Alcohol and tobacco are relatively hardcore drugs:


No. Thats not how they are defined in New Zealand. And for good reason. 

Think of it this way, you are an employer. You have employees, some of them smoke, many of them drink. You allow drinking in moderation as most companies do. (Friday drinks, the odd lunchtime drink).

I often go for lunch, and sometimes I will have a beer. Then I go back to work. When I use to smoke, I use to smoke during work hours, I could return to my job and carry on where I left off. Smoking/drinking (in moderation) has 0 impact on my work output. Nothing!!! 

Unfortunately I cannot say the same for those other "drugs" in your chart. 

Smoke some grass during lunchtime and then go drive that train or operate that digger in the school yard. Would you let somebody do this when they are drunk? Sure this can be done in moderation too, but being stoned on the job will always be a problem, legal or not. Drugtests for businesses are therefore here to stay. 

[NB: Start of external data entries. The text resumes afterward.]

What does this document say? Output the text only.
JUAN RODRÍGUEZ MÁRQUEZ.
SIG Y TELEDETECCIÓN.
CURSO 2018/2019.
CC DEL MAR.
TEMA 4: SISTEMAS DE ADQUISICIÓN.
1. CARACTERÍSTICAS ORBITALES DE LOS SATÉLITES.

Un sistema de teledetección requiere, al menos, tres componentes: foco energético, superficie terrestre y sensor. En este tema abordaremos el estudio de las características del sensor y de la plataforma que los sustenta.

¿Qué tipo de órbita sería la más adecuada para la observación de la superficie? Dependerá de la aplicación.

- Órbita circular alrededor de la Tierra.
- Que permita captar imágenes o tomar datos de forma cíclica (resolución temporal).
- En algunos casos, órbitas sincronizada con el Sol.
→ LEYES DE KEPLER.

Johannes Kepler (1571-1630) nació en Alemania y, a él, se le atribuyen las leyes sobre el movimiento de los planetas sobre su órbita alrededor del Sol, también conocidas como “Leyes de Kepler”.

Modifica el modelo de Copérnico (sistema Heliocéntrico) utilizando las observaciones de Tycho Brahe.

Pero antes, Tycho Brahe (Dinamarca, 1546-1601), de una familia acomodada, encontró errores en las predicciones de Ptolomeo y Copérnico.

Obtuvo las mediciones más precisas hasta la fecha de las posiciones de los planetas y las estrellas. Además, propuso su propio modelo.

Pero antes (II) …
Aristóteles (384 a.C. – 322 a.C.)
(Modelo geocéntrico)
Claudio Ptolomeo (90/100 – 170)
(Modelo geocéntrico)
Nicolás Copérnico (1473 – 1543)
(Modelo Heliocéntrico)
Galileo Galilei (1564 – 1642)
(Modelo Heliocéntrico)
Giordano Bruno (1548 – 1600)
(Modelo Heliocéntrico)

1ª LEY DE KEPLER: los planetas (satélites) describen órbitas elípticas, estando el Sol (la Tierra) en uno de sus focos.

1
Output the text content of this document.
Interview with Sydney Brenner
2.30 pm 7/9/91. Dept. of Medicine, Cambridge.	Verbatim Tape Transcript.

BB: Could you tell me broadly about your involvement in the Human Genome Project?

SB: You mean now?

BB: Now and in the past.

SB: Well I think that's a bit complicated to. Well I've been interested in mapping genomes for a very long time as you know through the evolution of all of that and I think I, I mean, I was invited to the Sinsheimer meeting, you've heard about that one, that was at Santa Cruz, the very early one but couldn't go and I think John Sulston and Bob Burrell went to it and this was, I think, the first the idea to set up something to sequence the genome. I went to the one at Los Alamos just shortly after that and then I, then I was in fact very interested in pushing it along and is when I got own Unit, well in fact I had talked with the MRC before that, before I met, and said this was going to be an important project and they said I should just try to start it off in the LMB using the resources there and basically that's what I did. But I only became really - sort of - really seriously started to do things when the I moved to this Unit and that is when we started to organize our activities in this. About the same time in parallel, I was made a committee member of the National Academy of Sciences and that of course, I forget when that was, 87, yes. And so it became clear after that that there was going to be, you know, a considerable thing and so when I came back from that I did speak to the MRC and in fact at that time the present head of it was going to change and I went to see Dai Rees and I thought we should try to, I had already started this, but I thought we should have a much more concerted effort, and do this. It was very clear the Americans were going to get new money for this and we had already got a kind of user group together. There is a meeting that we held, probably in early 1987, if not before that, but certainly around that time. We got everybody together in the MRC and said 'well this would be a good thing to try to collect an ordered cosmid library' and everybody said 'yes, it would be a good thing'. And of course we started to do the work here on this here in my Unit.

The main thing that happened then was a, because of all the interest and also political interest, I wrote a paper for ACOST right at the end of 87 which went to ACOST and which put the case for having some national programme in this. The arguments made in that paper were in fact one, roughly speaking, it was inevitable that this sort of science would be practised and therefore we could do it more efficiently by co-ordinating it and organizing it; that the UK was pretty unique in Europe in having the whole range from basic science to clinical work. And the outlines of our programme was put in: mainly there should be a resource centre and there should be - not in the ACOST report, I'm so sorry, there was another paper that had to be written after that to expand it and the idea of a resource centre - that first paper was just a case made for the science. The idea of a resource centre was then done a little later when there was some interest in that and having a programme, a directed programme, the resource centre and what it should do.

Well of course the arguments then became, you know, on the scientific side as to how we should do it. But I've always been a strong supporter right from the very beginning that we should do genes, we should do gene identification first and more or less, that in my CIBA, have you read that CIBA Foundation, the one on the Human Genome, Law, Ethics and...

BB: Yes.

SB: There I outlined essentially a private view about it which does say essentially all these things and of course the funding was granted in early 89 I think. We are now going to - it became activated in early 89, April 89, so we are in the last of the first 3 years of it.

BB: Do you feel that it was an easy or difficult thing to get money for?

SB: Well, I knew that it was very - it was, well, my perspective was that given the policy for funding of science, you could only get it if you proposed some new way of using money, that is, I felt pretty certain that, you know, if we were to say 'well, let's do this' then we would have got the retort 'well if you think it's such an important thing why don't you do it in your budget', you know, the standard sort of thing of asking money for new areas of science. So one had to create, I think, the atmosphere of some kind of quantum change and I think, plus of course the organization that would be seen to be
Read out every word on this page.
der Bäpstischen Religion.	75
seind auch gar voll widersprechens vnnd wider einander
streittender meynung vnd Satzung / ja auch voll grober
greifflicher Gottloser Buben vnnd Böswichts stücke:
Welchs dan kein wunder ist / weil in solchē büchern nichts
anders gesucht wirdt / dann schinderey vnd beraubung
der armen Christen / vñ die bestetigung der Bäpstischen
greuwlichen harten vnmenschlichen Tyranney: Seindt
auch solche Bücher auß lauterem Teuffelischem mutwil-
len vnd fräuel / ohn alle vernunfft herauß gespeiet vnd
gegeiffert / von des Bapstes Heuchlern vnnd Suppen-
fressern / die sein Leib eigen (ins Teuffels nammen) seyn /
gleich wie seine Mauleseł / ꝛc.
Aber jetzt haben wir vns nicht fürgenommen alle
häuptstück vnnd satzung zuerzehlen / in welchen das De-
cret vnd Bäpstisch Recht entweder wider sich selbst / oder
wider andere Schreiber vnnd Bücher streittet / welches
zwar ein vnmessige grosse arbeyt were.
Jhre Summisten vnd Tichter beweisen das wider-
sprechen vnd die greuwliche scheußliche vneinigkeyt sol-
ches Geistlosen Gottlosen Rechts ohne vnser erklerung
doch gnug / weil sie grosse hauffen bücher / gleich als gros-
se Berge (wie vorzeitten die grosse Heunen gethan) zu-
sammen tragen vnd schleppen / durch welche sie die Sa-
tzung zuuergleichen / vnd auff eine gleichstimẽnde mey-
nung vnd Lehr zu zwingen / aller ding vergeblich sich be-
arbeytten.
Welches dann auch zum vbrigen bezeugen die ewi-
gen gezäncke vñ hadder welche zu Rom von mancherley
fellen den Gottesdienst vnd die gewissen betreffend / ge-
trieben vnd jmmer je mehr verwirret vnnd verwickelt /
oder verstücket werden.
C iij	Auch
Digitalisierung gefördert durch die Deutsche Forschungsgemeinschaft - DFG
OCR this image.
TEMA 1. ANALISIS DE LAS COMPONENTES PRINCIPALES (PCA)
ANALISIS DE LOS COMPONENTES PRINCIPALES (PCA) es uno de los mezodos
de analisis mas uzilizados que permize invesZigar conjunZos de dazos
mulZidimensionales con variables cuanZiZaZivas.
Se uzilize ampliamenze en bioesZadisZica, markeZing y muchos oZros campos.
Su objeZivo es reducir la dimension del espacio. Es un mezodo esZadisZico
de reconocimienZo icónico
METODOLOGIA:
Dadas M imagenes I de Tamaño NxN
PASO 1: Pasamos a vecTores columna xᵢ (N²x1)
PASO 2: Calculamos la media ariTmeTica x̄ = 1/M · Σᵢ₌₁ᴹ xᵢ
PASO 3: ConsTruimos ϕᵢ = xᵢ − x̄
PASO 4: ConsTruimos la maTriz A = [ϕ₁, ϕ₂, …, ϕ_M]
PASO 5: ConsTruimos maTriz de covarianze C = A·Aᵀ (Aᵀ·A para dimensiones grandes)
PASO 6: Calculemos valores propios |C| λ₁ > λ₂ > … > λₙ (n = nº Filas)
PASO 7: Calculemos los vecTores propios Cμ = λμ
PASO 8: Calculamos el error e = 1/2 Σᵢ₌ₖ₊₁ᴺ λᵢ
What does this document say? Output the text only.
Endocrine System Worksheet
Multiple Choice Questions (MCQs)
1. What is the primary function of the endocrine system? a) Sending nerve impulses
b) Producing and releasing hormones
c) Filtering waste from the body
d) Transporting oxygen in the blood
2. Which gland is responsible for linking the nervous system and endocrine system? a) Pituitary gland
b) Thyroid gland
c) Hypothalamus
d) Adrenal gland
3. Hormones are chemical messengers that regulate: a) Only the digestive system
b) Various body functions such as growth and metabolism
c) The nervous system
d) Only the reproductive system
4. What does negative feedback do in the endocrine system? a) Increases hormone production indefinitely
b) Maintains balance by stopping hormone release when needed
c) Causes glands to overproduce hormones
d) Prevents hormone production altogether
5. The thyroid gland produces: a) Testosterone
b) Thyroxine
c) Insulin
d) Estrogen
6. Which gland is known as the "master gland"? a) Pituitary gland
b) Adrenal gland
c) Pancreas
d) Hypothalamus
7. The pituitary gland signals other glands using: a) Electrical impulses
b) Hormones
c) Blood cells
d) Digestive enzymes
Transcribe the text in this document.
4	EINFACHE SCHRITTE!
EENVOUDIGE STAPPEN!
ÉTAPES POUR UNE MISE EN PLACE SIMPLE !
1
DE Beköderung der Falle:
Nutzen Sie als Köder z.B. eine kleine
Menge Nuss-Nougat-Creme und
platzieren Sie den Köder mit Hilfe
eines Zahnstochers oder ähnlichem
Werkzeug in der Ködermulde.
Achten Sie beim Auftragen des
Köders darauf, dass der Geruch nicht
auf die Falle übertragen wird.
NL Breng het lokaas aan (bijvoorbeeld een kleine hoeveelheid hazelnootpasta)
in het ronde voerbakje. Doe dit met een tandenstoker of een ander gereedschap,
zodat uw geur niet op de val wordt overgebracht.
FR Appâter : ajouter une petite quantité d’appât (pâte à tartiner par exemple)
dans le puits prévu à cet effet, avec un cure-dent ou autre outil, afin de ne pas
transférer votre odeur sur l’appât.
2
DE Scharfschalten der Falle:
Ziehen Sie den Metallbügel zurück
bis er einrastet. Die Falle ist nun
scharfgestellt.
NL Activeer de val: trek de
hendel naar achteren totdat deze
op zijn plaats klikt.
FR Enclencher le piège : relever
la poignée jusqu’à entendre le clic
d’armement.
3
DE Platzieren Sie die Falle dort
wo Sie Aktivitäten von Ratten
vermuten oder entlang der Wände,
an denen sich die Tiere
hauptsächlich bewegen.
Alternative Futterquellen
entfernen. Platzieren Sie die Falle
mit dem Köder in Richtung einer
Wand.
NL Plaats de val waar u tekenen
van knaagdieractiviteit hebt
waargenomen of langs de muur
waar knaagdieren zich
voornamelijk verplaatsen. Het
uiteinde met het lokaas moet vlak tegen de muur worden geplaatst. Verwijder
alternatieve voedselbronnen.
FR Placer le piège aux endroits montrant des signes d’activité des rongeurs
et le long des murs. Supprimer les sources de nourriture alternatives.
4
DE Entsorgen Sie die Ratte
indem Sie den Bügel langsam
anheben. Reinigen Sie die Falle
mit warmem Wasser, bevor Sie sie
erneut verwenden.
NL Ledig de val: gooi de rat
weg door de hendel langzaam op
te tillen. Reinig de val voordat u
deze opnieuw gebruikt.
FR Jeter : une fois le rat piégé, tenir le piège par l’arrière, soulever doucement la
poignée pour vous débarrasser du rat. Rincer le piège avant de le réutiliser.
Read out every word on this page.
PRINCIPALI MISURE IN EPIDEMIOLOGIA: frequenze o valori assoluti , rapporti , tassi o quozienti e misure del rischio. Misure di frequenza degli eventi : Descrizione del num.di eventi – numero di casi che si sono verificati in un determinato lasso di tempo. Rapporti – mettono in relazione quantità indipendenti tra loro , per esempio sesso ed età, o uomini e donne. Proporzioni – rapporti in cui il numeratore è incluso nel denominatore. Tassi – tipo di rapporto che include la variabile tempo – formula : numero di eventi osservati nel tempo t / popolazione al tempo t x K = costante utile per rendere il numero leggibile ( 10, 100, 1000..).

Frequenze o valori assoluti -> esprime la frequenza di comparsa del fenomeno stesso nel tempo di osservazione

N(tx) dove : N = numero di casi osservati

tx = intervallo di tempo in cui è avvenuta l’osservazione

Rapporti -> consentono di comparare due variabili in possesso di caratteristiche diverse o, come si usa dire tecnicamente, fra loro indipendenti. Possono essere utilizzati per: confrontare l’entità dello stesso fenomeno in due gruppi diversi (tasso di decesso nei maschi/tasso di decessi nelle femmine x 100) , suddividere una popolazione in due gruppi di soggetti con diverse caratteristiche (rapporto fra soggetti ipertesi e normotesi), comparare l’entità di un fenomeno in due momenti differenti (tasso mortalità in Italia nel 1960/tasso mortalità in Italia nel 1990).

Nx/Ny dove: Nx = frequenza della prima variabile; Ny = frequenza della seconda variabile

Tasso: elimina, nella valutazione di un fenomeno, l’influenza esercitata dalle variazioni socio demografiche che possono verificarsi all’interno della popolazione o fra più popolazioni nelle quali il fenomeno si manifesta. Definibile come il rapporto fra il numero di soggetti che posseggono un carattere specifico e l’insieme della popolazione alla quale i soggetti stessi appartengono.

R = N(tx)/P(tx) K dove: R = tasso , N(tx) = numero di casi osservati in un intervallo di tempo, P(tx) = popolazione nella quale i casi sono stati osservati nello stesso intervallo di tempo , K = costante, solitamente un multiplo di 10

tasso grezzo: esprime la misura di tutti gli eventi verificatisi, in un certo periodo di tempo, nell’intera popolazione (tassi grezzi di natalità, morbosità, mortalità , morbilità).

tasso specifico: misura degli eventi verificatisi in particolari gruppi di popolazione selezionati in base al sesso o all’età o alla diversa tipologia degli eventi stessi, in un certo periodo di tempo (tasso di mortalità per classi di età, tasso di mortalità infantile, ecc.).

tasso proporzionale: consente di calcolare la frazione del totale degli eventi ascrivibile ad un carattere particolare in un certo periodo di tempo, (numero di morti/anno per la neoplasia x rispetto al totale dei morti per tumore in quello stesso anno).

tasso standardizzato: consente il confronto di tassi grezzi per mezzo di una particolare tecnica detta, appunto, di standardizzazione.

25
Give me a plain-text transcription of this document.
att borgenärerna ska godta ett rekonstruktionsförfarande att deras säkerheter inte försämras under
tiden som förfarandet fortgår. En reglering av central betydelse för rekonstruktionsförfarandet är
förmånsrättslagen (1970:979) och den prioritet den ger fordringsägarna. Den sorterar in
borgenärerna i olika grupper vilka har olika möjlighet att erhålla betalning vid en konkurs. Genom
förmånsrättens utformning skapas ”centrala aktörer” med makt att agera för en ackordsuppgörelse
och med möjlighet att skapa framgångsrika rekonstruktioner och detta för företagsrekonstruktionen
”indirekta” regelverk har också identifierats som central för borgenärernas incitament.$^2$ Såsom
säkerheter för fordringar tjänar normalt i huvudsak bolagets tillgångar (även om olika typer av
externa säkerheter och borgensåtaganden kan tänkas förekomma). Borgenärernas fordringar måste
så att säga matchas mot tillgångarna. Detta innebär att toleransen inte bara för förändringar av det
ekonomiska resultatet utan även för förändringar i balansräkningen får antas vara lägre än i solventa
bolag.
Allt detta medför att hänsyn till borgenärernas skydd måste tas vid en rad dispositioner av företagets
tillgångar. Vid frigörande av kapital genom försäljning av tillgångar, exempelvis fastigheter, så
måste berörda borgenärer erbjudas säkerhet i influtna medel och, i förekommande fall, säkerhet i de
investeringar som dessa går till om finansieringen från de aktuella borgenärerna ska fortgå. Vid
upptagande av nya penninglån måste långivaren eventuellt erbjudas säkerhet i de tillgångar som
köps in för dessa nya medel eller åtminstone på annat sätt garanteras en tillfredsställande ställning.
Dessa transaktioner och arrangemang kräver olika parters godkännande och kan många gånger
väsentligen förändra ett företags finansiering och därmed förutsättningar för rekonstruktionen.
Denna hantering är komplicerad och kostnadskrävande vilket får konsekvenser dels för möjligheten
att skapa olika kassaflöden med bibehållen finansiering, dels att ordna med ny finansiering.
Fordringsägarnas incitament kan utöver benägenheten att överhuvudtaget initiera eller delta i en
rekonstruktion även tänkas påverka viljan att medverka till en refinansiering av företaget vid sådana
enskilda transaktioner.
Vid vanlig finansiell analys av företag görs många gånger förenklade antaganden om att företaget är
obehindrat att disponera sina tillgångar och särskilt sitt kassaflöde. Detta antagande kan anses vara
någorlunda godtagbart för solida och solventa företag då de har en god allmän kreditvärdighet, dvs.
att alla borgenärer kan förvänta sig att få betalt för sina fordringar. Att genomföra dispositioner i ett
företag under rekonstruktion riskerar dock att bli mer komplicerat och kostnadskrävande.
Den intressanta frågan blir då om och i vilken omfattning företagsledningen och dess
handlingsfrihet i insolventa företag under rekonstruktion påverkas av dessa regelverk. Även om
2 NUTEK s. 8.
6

These things are banned for a reason. Economically they just cannot fit into a professional workplace. Employees/companies (that pay salaries) wont allow it. I certainly would never want any of my employees smoking grass or meths while I am emplying them. 

Somebody else mentioned coffee is a drug? Well maybe its addictive, but I can drink probably 4 cups in the morning and still do my job well.